/celo-etl

ETL (extract, transform and load) tools for ingesting Celo blockchain data to Google BigQuery and Pub/Sub

Primary LanguagePython

Celo ETL

Overview

Celo ETL allows you to setup an ETL pipeline in Google Cloud Platform for ingesting Celo blockchain data into BigQuery and Pub/Sub. It comes with CLI tools for exporting Celo data into convenient formats like CSVs and relational databases.

Architecture

celo_etl_architecture.svg

  1. The nodes are run in a Kubernetes cluster.

  2. Airflow DAGs export and load Celo data to BigQuery daily. Refer to Celo ETL Airflow for deployment instructions.

  3. Celo data is polled periodically from the nodes and pushed to Google Pub/Sub. Refer to Celo ETL Streaming for deployment instructions.

  4. Celo data is pulled from Pub/Sub, transformed and streamed to BigQuery.

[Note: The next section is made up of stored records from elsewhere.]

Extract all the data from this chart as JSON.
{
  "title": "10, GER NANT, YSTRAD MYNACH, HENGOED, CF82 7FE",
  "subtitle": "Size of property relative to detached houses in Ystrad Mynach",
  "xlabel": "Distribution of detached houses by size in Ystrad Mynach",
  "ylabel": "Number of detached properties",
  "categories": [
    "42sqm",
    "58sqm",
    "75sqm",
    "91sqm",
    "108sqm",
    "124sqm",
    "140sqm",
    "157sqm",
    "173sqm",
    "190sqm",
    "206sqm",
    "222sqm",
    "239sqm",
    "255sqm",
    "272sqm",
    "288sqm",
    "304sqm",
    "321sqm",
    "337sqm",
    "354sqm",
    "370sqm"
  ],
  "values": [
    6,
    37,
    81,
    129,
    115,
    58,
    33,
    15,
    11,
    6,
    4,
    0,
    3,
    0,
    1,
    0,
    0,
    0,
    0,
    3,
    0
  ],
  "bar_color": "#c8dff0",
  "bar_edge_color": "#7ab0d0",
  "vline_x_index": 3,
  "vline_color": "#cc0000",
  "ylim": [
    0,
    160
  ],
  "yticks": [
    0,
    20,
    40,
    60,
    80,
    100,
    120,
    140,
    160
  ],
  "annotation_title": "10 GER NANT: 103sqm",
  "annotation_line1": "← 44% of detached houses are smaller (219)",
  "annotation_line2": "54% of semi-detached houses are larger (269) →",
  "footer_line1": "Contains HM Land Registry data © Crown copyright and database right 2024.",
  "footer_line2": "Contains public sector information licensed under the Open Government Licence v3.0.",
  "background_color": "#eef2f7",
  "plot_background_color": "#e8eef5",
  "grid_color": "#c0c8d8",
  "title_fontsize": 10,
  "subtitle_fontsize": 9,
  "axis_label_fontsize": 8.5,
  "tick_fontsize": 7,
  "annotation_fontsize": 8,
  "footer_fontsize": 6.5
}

Refer to Celo ETL Dataflow for deployment instructions.

Setting Up

  1. Follow the instructions in Celo ETL Airflow to deploy a Cloud Composer cluster for exporting and loading historical Celo data. It may take several days for the export DAG to catch up. During this time "load" and "verify_streaming" DAGs will fail.

  2. Follow the instructions in Celo ETL Streaming to deploy the Streamer component. For the value in last_synced_block.txt specify the last block number of the previous day. You can query it in BigQuery: SELECT number FROM crypto_celo.blocks ORDER BY number DESC LIMIT 1.

  3. Follow the instructions in Celo ETL Dataflow to deploy the Dataflow component. Monitor "verify_streaming" DAG in Airflow console, once the Dataflow job catches up the latest block, the DAG will succeed.